Although we view the Alltel acquisition of Western Wireless as a defensive move, we still think Alltel is vulnerable to a takeover. It will have a hard time competing against a strong lineup of national wireless operators that have four to five times as many subscribers. If a Verizon/Alltel transaction were to go through despite potential complications related to the disposal of Alltel’s wireline properties, the credit impact would be minimal because both companies are similarly rated. Spreads would be relatively unchanged under such a scenario.
Another possibility for Verizon would be a bid for Sprint, despite public comments to the contrary. Sprint would be attractive because of its similar technology, large subscriber base and huge amount of spectrum. Impediments to a deal would be the substantial cost of an acquisition and potential regulatory scrutiny: the combined entity would be 40% larger than its closest competitor and nearly four times the size of the third largest player.
A deal with Sprint would definitely affect Verizon’s credit profile. However, the impact would not be dramatic, even if Verizon was to use a significant amount of debt. Sprint bondholders would obviously benefit as the credit profile would probably have low single-A characteristics.
The impact on Vodafone, Verizon’s partner in Verizon Wireless, would be similar to Verizon. Despite remarks from Vodafone’s management that it has no desire to pursue an acquisition, we think Vodafone would support Verizon in a transaction that increases its presence in the still-growing US market.

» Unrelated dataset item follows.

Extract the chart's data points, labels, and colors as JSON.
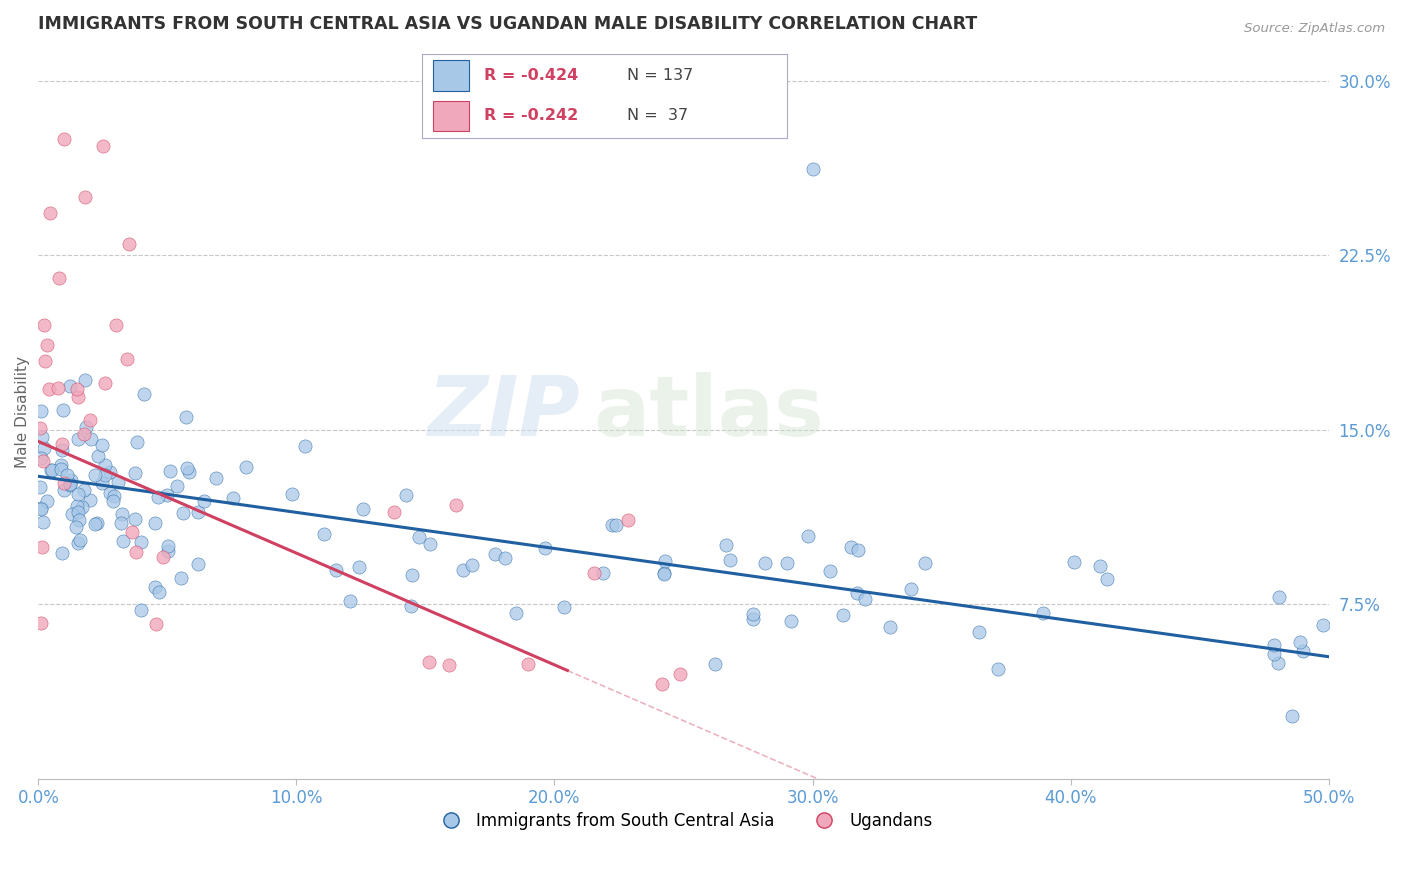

Consequently, Vodafone would be subject to a ratings downgrade were a Sprint deal to be consummated, but would see little impact with an Alltel deal.

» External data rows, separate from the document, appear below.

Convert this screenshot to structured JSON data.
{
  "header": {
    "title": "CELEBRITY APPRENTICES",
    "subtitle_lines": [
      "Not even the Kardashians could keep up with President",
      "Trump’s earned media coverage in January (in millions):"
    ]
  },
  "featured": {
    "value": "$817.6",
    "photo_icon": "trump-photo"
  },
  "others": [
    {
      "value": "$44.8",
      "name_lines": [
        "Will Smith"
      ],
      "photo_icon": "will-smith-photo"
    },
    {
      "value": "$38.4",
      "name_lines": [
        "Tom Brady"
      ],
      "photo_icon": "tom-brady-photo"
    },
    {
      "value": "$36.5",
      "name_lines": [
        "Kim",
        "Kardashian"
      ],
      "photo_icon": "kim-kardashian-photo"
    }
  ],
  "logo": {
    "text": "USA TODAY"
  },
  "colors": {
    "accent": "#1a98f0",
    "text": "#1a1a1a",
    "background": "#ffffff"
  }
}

On the wireline side, the most obvious possibility is a merger of SBC and BellSouth. Both firms are inextricably linked as a result of the Cingular partnership. Both are facing declines in access lines. Long-distance gains are helping the top line but the impact on margins is negative. But a merger would probably face a long approval process.

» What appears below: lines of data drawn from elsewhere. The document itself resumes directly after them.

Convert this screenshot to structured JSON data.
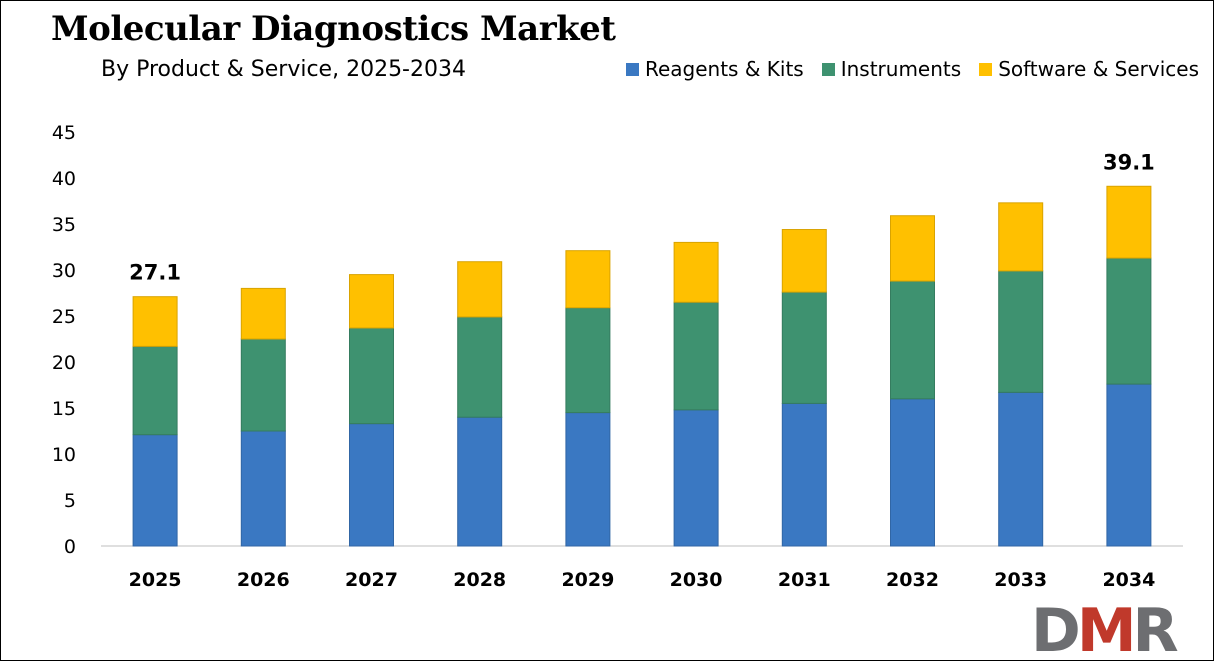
{
  "chart_data": {
    "type": "bar",
    "stacked": true,
    "title": "Molecular Diagnostics Market",
    "subtitle": "By Product & Service, 2025-2034",
    "categories": [
      "2025",
      "2026",
      "2027",
      "2028",
      "2029",
      "2030",
      "2031",
      "2032",
      "2033",
      "2034"
    ],
    "series": [
      {
        "name": "Reagents & Kits",
        "color": "#3a78c2",
        "values": [
          12.1,
          12.5,
          13.3,
          14.0,
          14.5,
          14.8,
          15.5,
          16.0,
          16.7,
          17.6
        ]
      },
      {
        "name": "Instruments",
        "color": "#3e9270",
        "values": [
          9.6,
          10.0,
          10.4,
          10.9,
          11.4,
          11.7,
          12.1,
          12.8,
          13.2,
          13.7
        ]
      },
      {
        "name": "Software & Services",
        "color": "#ffc000",
        "values": [
          5.4,
          5.5,
          5.8,
          6.0,
          6.2,
          6.5,
          6.8,
          7.1,
          7.4,
          7.8
        ]
      }
    ],
    "data_labels": [
      {
        "category": "2025",
        "text": "27.1"
      },
      {
        "category": "2034",
        "text": "39.1"
      }
    ],
    "ylim": [
      0,
      45
    ],
    "yticks": [
      0,
      5,
      10,
      15,
      20,
      25,
      30,
      35,
      40,
      45
    ],
    "xlabel": "",
    "ylabel": "",
    "grid": false,
    "legend_position": "top-right"
  },
  "logo": {
    "text": "DMR",
    "color_d": "#6d6e71",
    "color_m": "#c0392b",
    "color_r": "#6d6e71"
  }
}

The regulators would express concerns that of the seven original Baby Bells, only three would remain, with one of them, Qwest, struggling mightily. SBC and BellSouth would likely argue that the cable operators are providing plenty of competition. And that could be a compelling argument, given that Comcast, Time Warner, and Cox are rapidly expanding their telephony penetration. Assuming a merger would eventually be approved—more likely than not, in our opinion—the impact for bondholders would be immaterial because the credit profiles are nearly identical and bonds are only trading a few basis points apart.
Rumors about AT&T as a potential target seem to have receded lately, possibly due to the fact that its stock has appreciated more than 35% from the lows reached in mid-August. AT&T has a top-flight long-haul network, but so did many start-ups that fell by the wayside during the crash of the early 2000s. The real value in AT&T is its extensive list of business customers. SBC, BellSouth and Verizon have made impressive inroads into the consumer side of the market, but have not enjoyed similar success with business customers.
A takeover of AT&T would send the acquirer to the top of the industry in one fell swoop. With a market capitalization of less than $15 billion, the cost would not be prohibitive. However, it is hard to imagine that the Bells would be very aggressive in pursuing a company that continues to experience contracting margins, with no improvement forthcoming in the near future. The credit profile of the regional Bell operating companies would also likely deteriorate, unless of course it was an all-equity deal, which is not likely. Considering that wireless and DSL (digital subscriber line) expansion appear to be higher priorities, the odds of such a deal are low—a comforting thought for bondholders.